Defense Minister Jean-Yves Le Drian said the nationwide deployment of troops would be completed by Tuesday and would focus on the most sensitive locations.

"The work on these attacks, on these terrorist and barbaric acts continues ... because we consider that there are most probably some possible accomplices," Valls told BFM television.

French police have said the Charlie Hebdo attacks were carried out by three people, but only two of those attackers — Cherif and Said Kouachi — have been identified by authorities.

Video emerged Sunday of Coulibaly explaining how the attacks in Paris would unfold. French police want to find the person or persons who shot and posted the video, which was edited after Friday's attacks.

Boumeddiene was seen traveling through Turkey with a male companion before reportedly arriving in Syria with him on Jan. 8 — the day after the Charlie Hebdo attack and the same day Coulibaly began his murderous spree by killing the policewoman.

Security camera video footage shown Monday by Turkey's Haberturk newspaper showed Boumeddiene arriving at Istanbul's Sabiha Gokcen airport on Jan. 2. A high ranking Turkish official, who spoke on condition of anonymity, confirmed that the woman on the video was Boumeddiene.

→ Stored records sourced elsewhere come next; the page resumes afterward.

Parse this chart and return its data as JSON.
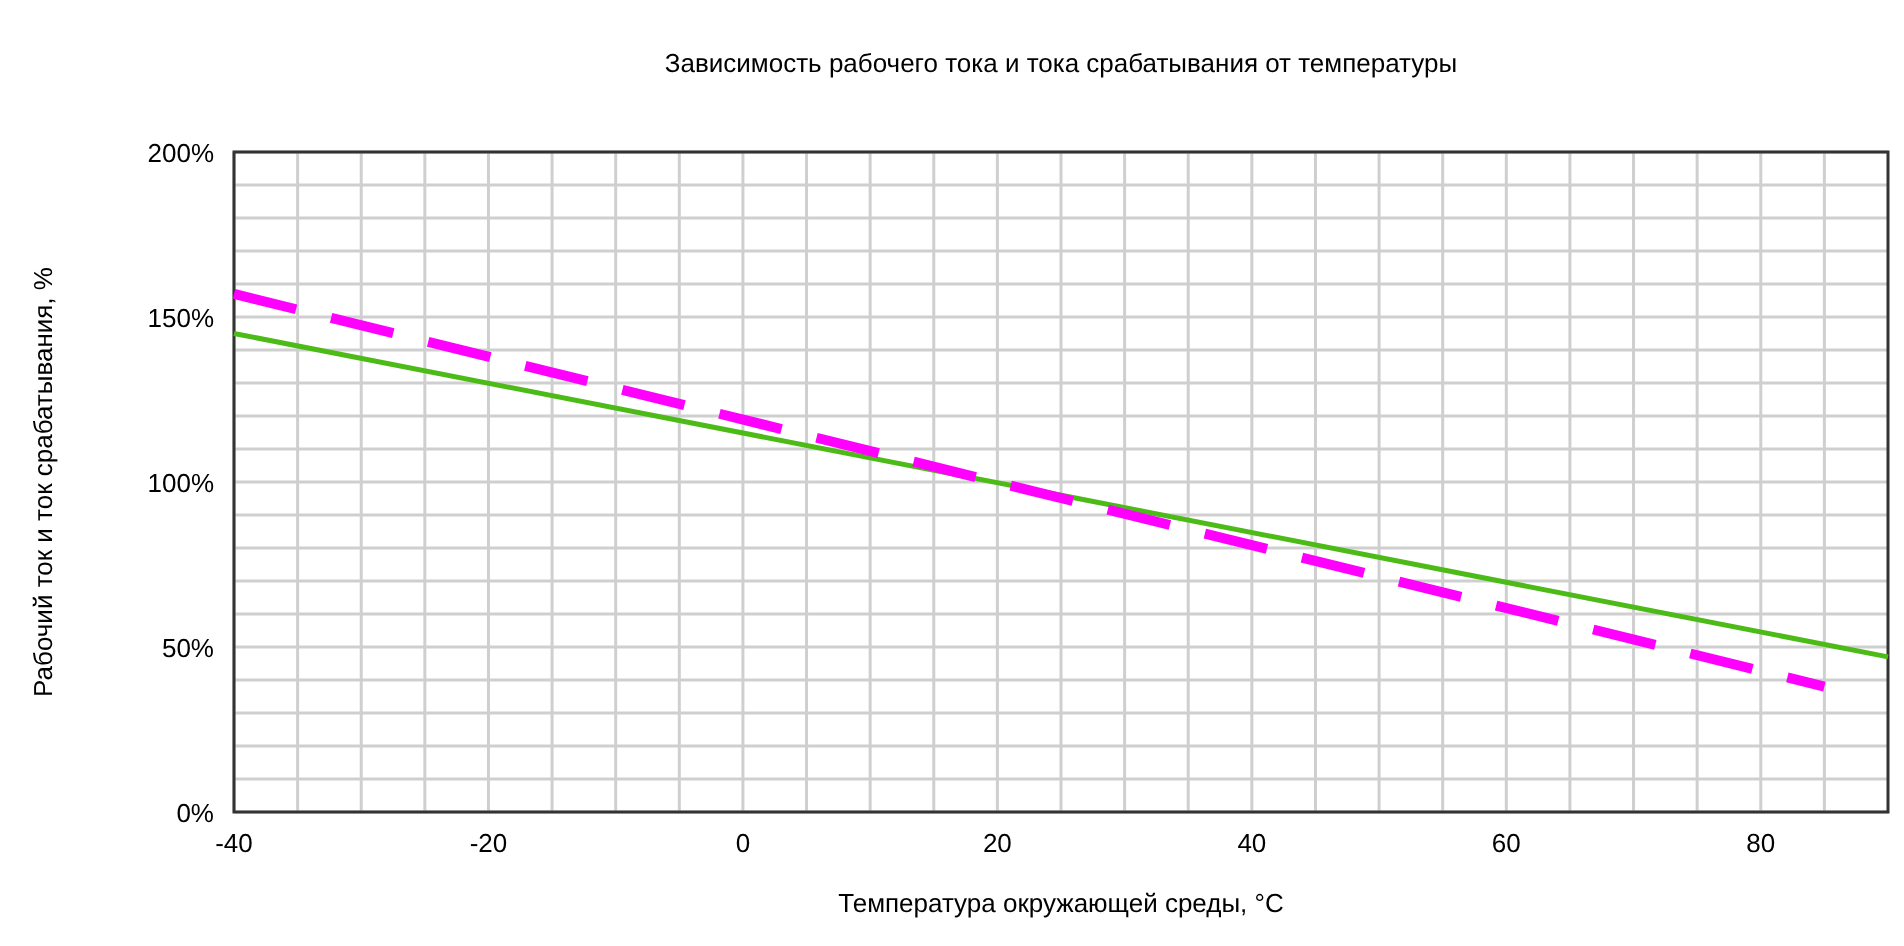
{
  "chart_data": {
    "type": "line",
    "title": "Зависимость рабочего тока и тока срабатывания от температуры",
    "xlabel": "Температура окружающей среды, °C",
    "ylabel": "Рабочий ток и ток срабатывания, %",
    "series": [
      {
        "color": "#4cbb17",
        "line_style": "solid",
        "x": [
          -40,
          90
        ],
        "values": [
          145,
          47
        ]
      },
      {
        "color": "#ff00ff",
        "line_style": "dashed",
        "x": [
          -40,
          85
        ],
        "values": [
          157,
          38
        ]
      }
    ],
    "xlim": [
      -40,
      90
    ],
    "xticks": [
      -40,
      {
        "value": -35,
        "label": null
      },
      {
        "value": -30,
        "label": null
      },
      {
        "value": -25,
        "label": null
      },
      -20,
      {
        "value": -15,
        "label": null
      },
      {
        "value": -10,
        "label": null
      },
      {
        "value": -5,
        "label": null
      },
      0,
      {
        "value": 5,
        "label": null
      },
      {
        "value": 10,
        "label": null
      },
      {
        "value": 15,
        "label": null
      },
      20,
      {
        "value": 25,
        "label": null
      },
      {
        "value": 30,
        "label": null
      },
      {
        "value": 35,
        "label": null
      },
      40,
      {
        "value": 45,
        "label": null
      },
      {
        "value": 50,
        "label": null
      },
      {
        "value": 55,
        "label": null
      },
      60,
      {
        "value": 65,
        "label": null
      },
      {
        "value": 70,
        "label": null
      },
      {
        "value": 75,
        "label": null
      },
      80,
      {
        "value": 85,
        "label": null
      }
    ],
    "ylim": [
      0,
      200
    ],
    "yticks": [
      {
        "value": 0,
        "label": "0%"
      },
      {
        "value": 10,
        "label": null
      },
      {
        "value": 20,
        "label": null
      },
      {
        "value": 30,
        "label": null
      },
      {
        "value": 40,
        "label": null
      },
      {
        "value": 50,
        "label": "50%"
      },
      {
        "value": 60,
        "label": null
      },
      {
        "value": 70,
        "label": null
      },
      {
        "value": 80,
        "label": null
      },
      {
        "value": 90,
        "label": null
      },
      {
        "value": 100,
        "label": "100%"
      },
      {
        "value": 110,
        "label": null
      },
      {
        "value": 120,
        "label": null
      },
      {
        "value": 130,
        "label": null
      },
      {
        "value": 140,
        "label": null
      },
      {
        "value": 150,
        "label": "150%"
      },
      {
        "value": 160,
        "label": null
      },
      {
        "value": 170,
        "label": null
      },
      {
        "value": 180,
        "label": null
      },
      {
        "value": 190,
        "label": null
      },
      {
        "value": 200,
        "label": "200%"
      }
    ],
    "grid": true,
    "marker": "none"
  }
}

Turkish intelligence then tracked Boumeddiene from her arrival.

Turkish Foreign Minister Mevlut Cavusoglu told the state-run Anadolu Agency that she had stayed at a hotel in Istanbul with another person before crossing into Syria on Thursday. She and her traveling companion, a 23-year-old man, toured Istanbul, then left Jan. 4 for a town near the Turkish border, according to a Turkish intelligence official who was not authorized to speak on the record.

Her last phone signal was on Jan. 8 from the border town of Akcakale, where she crossed over apparently into Islamic State-controlled territory in Syria, the official said. Their Jan. 9 return plane tickets to Madrid went unused.